夏休みにはいつも借りていた海辺のコテージが直前に売りに出されてしまい焦る家族。父親が知り合いから夏休みだけ借りられるコテージの話を聞いて、家族で向かう。末っ子バティの友達である愛犬ハウンドが、バティが隠していたサンドイッチとともに地図を食べてしまい、道に迷う。トマト売りのおじさんに教えられて、目的地についてみると。コテージどころか大層な屋敷。門柱があり、広い庭を走る道がある。こわごわ入ってみると、庭師の若者キャグニーが迎えてくれる。もと軍人だったフラムリー将軍の屋敷で、今は未婚の母の一人娘ミセス・ティフトンが一人息子のジェフリーと暮らしている。

ペンダーウィック一家が貸してもらえたのは裏にあるゲスト用のコテージ。
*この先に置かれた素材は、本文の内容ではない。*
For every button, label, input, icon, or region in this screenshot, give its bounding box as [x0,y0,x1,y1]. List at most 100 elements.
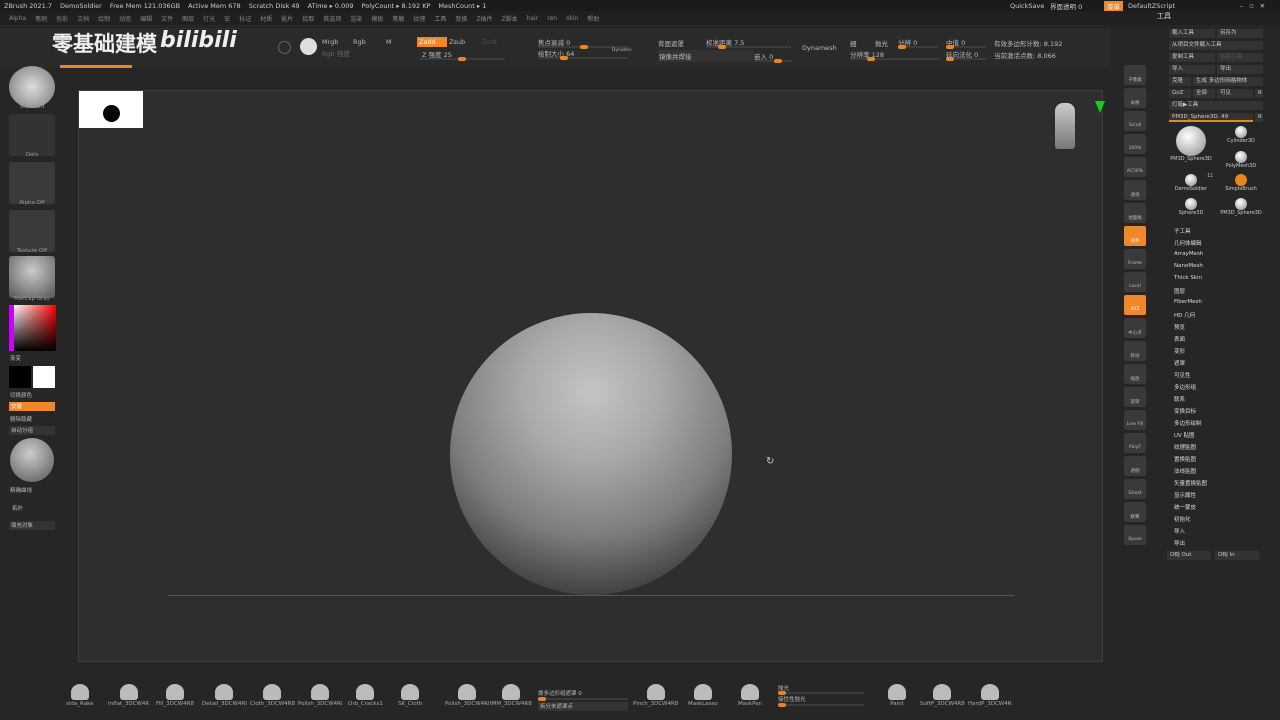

それにしてもきれいで清潔で申し分ない二階家。さっそく姉妹で部屋割りをしたが、長女はベッドひとつの質素な部屋、隣に末っ子の部屋があり、近くにしたらしい。小説を書くのが好きな三女ジェーンが屋根裏の部屋を選んだため、くじ引きでビリだった次女スカイは一番広くていい部屋が当たる。

広い庭はティフトン夫人の自慢で、庭園コンテストで優勝すること狙っている。だからむやみに庭園ないに入り込むのは禁じられていたのだが。遊び盛りで元気一杯の四姉妹には通じない。遊びに夢中でつい庭園ないを駆け回ったり、愛犬や庭師が飼うウサギを逃がして探し回ったり、色々夫人を怒らせてしまう。

亡き父親である将軍を慕う夫人は我が息子をその跡継ぎにしたいと望んでいる。来年には将校養成の学校に入れたいと願っていて、夫人の恋人も後押ししてる。しかし肝心のジェフリーは軍人など真っ平、音楽家になることを夢見ている。母親にはっきり自分の希望を言えないジェフリーは家出して、四姉妹のコテージに逃げ込むが、翌朝母親に見つかるものの、四姉妹と父親の後押しで、母親とまともに話し合うことで、なんとか希望を叶えることに成功する。そして四姉妹が帰るとき、末っ子バティはいつも背中につけていた蝶々の羽をジェフリーにプレゼントする。どこまで意識してのものかはわからないが、すごい。